El recuerdo desaparece. Uno nuevo lo sustituye: David camina por el Central Park de Libertad junto al chico del recuerdo anterior. A juzgar por las hojas amarillentas apiladas por todas partes, infiero que es otoño.
El chico cuenta un chiste sin sentido y la risa de David retumba en los parlantes. Ambos ríen a todo pulmón y se miran a los ojos. El viento revuelve el pelo del chico de tal manera que lo despeina por completo.
—Ahora sí luces como una estrella de televisión, Michael —dice David entre risas.
El chico de los recuerdos se llama Michael.
El recuerdo del parque acaba. Nuevos recuerdos aparecen: David y Michael navegando en lancha por Nueva Dubái, David y Michael en una sala de cine viendo una película preguerra llamada Lo que el viento se llevó; David y Michael arrojando piedras sobre el lago artificial de Libertad, David y Michael contemplando el atardecer desde una montaña…
Luego de muchos recuerdos graciosos y amistosos, uno diferente entra en escena: ambos están sentados sobre el suelo de una habitación. La barra de edad indica diecisiete años.

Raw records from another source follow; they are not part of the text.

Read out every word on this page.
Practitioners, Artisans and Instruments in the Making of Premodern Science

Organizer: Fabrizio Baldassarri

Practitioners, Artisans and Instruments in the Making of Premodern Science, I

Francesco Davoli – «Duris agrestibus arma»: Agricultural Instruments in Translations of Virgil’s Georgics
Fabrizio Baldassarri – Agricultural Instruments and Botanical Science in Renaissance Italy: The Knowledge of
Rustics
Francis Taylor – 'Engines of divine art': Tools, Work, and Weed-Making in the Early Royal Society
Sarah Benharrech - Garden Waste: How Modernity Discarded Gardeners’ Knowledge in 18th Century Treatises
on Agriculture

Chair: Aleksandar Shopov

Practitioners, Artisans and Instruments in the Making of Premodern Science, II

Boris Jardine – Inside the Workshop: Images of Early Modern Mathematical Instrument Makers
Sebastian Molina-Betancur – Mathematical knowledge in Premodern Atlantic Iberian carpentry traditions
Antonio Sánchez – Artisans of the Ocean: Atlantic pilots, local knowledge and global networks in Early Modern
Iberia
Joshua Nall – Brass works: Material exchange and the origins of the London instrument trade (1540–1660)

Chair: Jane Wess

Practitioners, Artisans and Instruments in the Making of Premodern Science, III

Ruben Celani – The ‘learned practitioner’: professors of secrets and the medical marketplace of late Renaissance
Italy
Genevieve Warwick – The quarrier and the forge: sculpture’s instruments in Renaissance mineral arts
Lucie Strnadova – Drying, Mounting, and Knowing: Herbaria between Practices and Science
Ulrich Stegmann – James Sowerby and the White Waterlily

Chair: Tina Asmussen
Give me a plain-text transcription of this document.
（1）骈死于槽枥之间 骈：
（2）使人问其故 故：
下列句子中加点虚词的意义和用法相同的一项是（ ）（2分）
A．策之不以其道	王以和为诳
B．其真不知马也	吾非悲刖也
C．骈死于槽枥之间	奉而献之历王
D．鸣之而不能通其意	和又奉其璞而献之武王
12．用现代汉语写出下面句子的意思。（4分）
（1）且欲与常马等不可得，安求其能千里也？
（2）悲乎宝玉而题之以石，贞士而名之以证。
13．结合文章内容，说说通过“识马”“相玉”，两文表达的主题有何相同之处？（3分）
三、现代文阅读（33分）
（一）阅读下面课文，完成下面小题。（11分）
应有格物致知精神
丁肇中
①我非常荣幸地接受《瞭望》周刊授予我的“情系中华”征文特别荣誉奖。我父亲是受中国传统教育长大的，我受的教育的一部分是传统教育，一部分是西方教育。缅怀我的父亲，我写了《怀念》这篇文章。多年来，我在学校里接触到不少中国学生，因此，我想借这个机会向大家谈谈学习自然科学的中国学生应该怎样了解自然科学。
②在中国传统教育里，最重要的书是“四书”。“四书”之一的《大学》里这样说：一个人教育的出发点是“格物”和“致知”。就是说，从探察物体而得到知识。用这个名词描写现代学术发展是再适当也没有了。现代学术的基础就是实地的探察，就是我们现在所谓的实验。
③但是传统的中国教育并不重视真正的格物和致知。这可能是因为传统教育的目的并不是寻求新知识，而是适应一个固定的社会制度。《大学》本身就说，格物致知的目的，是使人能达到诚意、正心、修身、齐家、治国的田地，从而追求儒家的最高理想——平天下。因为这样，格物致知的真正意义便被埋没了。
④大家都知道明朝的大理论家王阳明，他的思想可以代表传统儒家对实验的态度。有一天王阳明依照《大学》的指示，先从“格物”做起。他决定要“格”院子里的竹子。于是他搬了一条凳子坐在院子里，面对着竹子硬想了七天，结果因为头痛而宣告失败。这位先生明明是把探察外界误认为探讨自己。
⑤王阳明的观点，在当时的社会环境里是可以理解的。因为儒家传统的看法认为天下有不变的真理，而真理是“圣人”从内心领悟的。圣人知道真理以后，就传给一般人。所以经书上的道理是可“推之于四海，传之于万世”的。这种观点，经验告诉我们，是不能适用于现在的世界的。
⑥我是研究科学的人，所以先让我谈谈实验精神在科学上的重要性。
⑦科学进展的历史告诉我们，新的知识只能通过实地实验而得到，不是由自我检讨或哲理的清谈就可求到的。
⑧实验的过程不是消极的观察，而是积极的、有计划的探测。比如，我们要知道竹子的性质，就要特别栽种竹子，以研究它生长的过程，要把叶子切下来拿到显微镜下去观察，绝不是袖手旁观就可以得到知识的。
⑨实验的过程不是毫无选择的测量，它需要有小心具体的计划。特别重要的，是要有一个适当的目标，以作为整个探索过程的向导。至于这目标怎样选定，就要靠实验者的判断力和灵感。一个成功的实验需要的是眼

Michael sostiene la mirada de David. Se acerca cada vez más a él. Por un momento olvido que veo recuerdos ajenos y siento que Michael se aproxima a mí.
La imagen se aleja, lo que indica que David ha retrocedido. Al cabo de un rato, vuelve a acercarse de forma lenta y peligrosa.

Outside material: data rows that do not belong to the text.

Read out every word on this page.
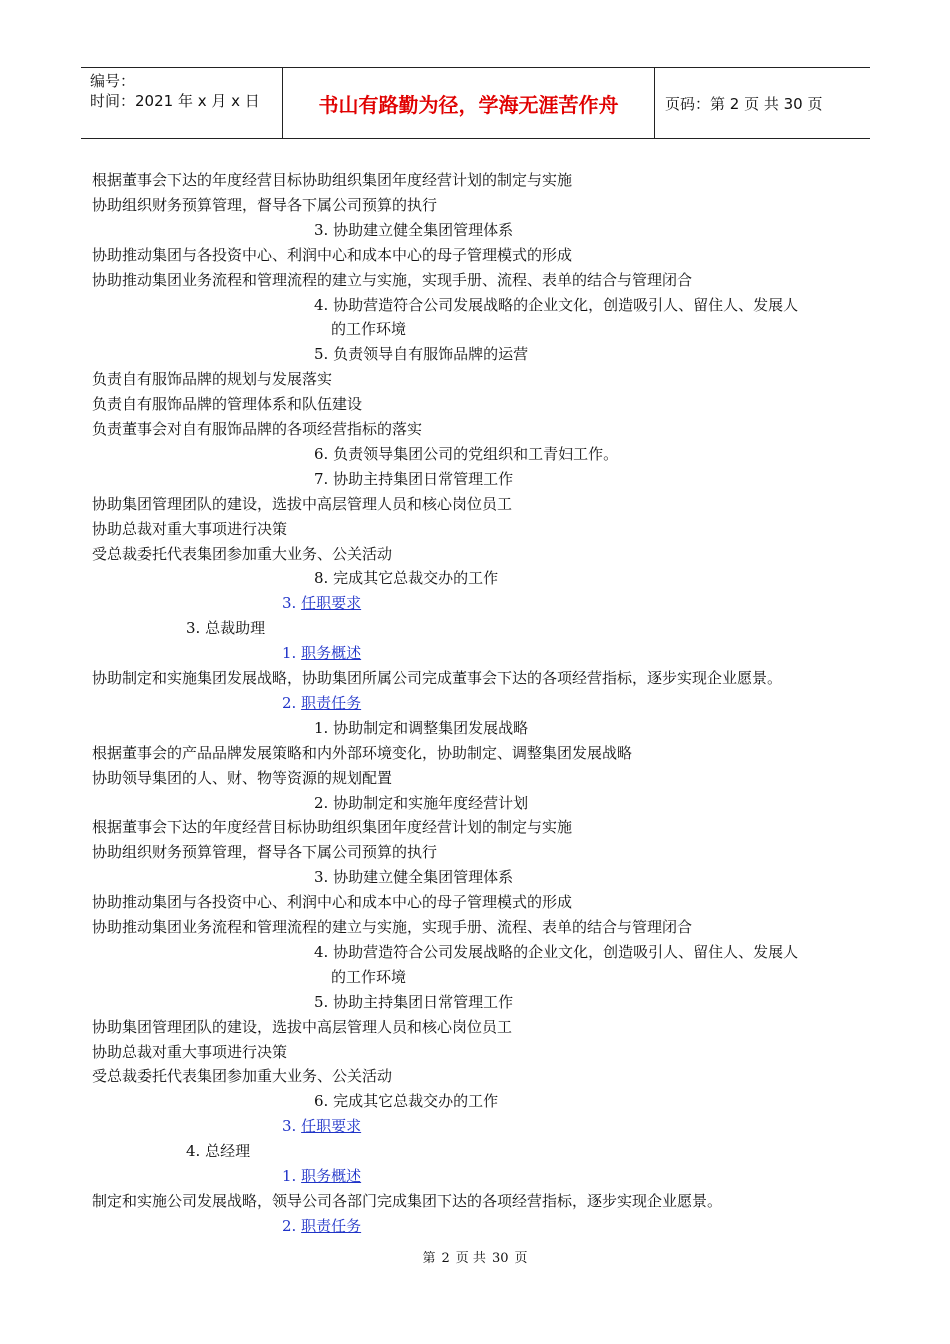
编号：
时间：2021 年 x 月 x 日	书山有路勤为径，学海无涯苦作舟	页码：第 2 页 共 30 页
根据董事会下达的年度经营目标协助组织集团年度经营计划的制定与实施
协助组织财务预算管理，督导各下属公司预算的执行
3. 协助建立健全集团管理体系
协助推动集团与各投资中心、利润中心和成本中心的母子管理模式的形成
协助推动集团业务流程和管理流程的建立与实施，实现手册、流程、表单的结合与管理闭合
4. 协助营造符合公司发展战略的企业文化，创造吸引人、留住人、发展人
的工作环境
5. 负责领导自有服饰品牌的运营
负责自有服饰品牌的规划与发展落实
负责自有服饰品牌的管理体系和队伍建设
负责董事会对自有服饰品牌的各项经营指标的落实
6. 负责领导集团公司的党组织和工青妇工作。
7. 协助主持集团日常管理工作
协助集团管理团队的建设，选拔中高层管理人员和核心岗位员工
协助总裁对重大事项进行决策
受总裁委托代表集团参加重大业务、公关活动
8. 完成其它总裁交办的工作
3. 任职要求
3. 总裁助理
1. 职务概述
协助制定和实施集团发展战略，协助集团所属公司完成董事会下达的各项经营指标，逐步实现企业愿景。
2. 职责任务
1. 协助制定和调整集团发展战略
根据董事会的产品品牌发展策略和内外部环境变化，协助制定、调整集团发展战略
协助领导集团的人、财、物等资源的规划配置
2. 协助制定和实施年度经营计划
根据董事会下达的年度经营目标协助组织集团年度经营计划的制定与实施
协助组织财务预算管理，督导各下属公司预算的执行
3. 协助建立健全集团管理体系
协助推动集团与各投资中心、利润中心和成本中心的母子管理模式的形成
协助推动集团业务流程和管理流程的建立与实施，实现手册、流程、表单的结合与管理闭合
4. 协助营造符合公司发展战略的企业文化，创造吸引人、留住人、发展人
的工作环境
5. 协助主持集团日常管理工作
协助集团管理团队的建设，选拔中高层管理人员和核心岗位员工
协助总裁对重大事项进行决策
受总裁委托代表集团参加重大业务、公关活动
6. 完成其它总裁交办的工作
3. 任职要求
4. 总经理
1. 职务概述
制定和实施公司发展战略，领导公司各部门完成集团下达的各项经营指标，逐步实现企业愿景。
2. 职责任务
第 2 页 共 30 页
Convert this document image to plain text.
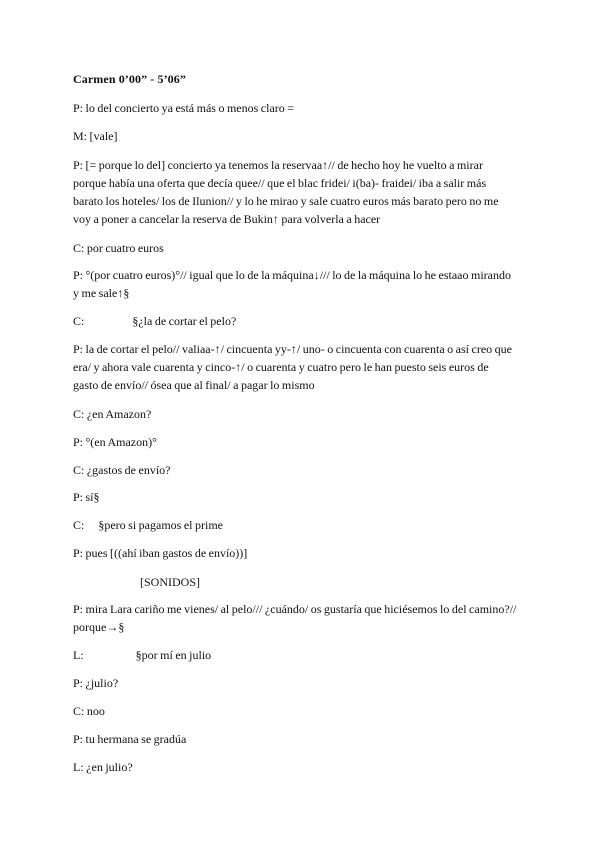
Carmen 0’00” - 5’06”
P: lo del concierto ya está más o menos claro =
M: [vale]
P: [= porque lo del] concierto ya tenemos la reservaa↑// de hecho hoy he vuelto a mirar
porque había una oferta que decía quee// que el blac fridei/ i(ba)- fraidei/ iba a salir más
barato los hoteles/ los de Ilunion// y lo he mirao y sale cuatro euros más barato pero no me
voy a poner a cancelar la reserva de Bukin↑ para volverla a hacer
C: por cuatro euros
P: °(por cuatro euros)°// igual que lo de la máquina↓/// lo de la máquina lo he estaao mirando
y me sale↑§
C:	§¿la de cortar el pelo?
P: la de cortar el pelo// valiaa-↑/ cincuenta yy-↑/ uno- o cincuenta con cuarenta o así creo que
era/ y ahora vale cuarenta y cinco-↑/ o cuarenta y cuatro pero le han puesto seis euros de
gasto de envío// ósea que al final/ a pagar lo mismo
C: ¿en Amazon?
P: °(en Amazon)°
C: ¿gastos de envío?
P: sí§
C: §pero si pagamos el prime
P: pues [((ahí iban gastos de envío))]
[SONIDOS]
P: mira Lara cariño me vienes/ al pelo/// ¿cuándo/ os gustaría que hiciésemos lo del camino?//
porque→§
L:	§por mí en julio
P: ¿julio?
C: noo
P: tu hermana se gradúa
L: ¿en julio?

El rostro de Michael predomina en la pantalla. Puedo ver cada uno de sus rasgos e imperfecciones. Sus ojos son de color avellana, casi de la misma tonalidad que los míos. Diminutas pecas se esparcen por su rostro como granos de café; contrastan con su tez pálida y con su cabello oscuro.
Michael se acerca hasta que la imagen se va a negro. No es porque viene un nuevo recuerdo: David ha cerrado los ojos. Están besándose.